Der Regionalpark Monti Picentini ist ein Schutzgebiet in Kampanien, das sich über die Provinzen Avellino und Salerno erstreckt und Kalksteingebirge mit ausgedehnten Wäldern umfasst. Das Gelände ist von einem Netz markierter Wanderwege durchzogen, die mehrere Gipfel und Hochtäler miteinander verbinden.
Der Park wurde 1993 offiziell gegründet, um eine Berglandschaft zu schützen, die bereits seit der Altsteinzeit besiedelt war. Archäologische Funde in der Region zeigen, dass Menschen diese Täler und Höhlen schon vor sehr langer Zeit als Schutz und Lebensraum nutzten.

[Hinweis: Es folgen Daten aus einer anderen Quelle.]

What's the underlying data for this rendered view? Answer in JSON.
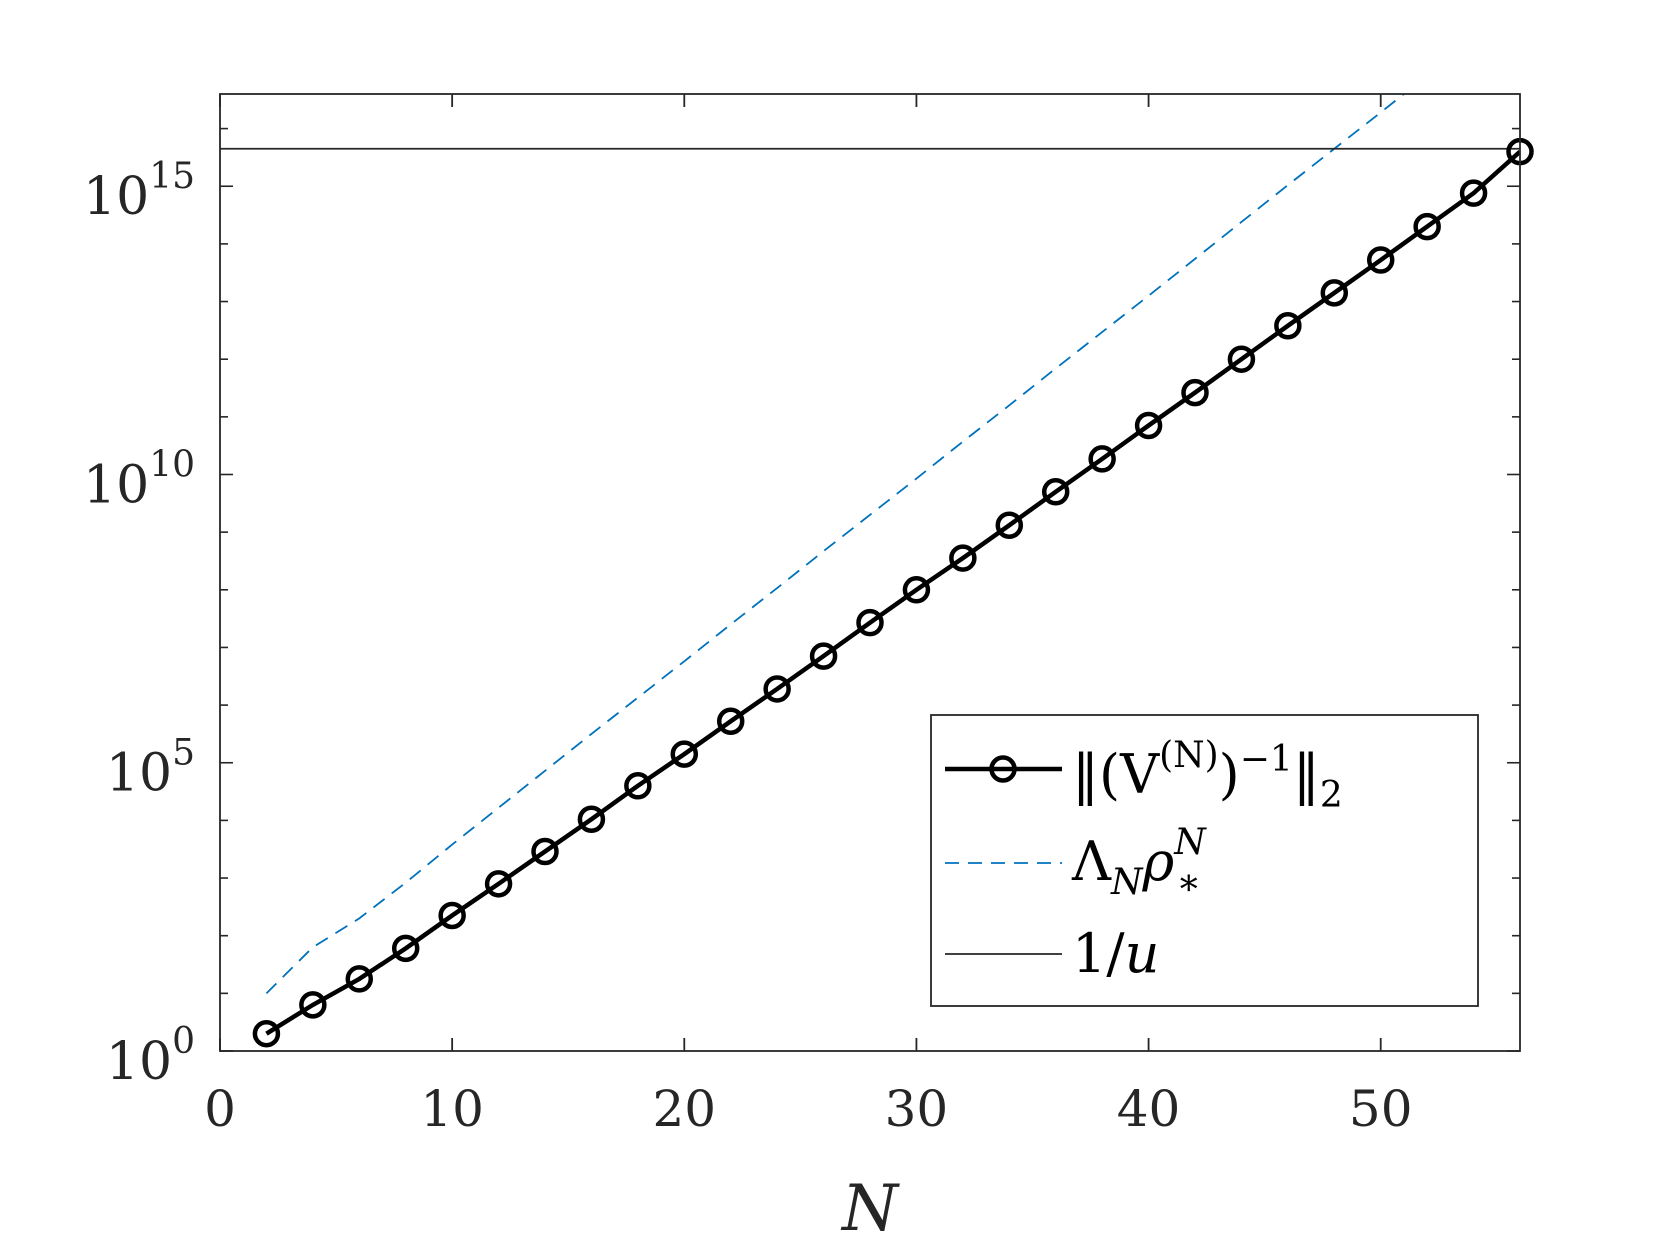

Der Park liegt zwischen zwei Provinzen, und viele Dörfer an seinen Rändern pflegen noch heute handwerkliche und gastronomische Traditionen, die eng mit den Wäldern und Weiden verbunden sind. Lokale Märkte und Feste, die im Herbst stattfinden, wenn die Kastanienernte beginnt, geben Besuchern die Möglichkeit, diesen Rhythmus aus der Nähe zu erleben.
Der Park ist am besten von den umliegenden Ortschaften aus zu erreichen, die als natürliche Ausgangspunkte für verschiedene Routen dienen. Wer in die höheren Lagen wandern möchte, sollte sich auf wechselnde Witterungsbedingungen einstellen und entsprechende Ausrüstung mitbringen.
Innerhalb des Parks befinden sich zwei besondere Naturzonen, Monte Polveracchio und Valle della Caccia, die auf dolomitisch-kalkhaltigem Boden wachsen und zusammen rund 1.260 Pflanzenarten beherbergen. Diese Zahl macht die Gegend zu einem der botanisch reichsten Gebiete Süditaliens.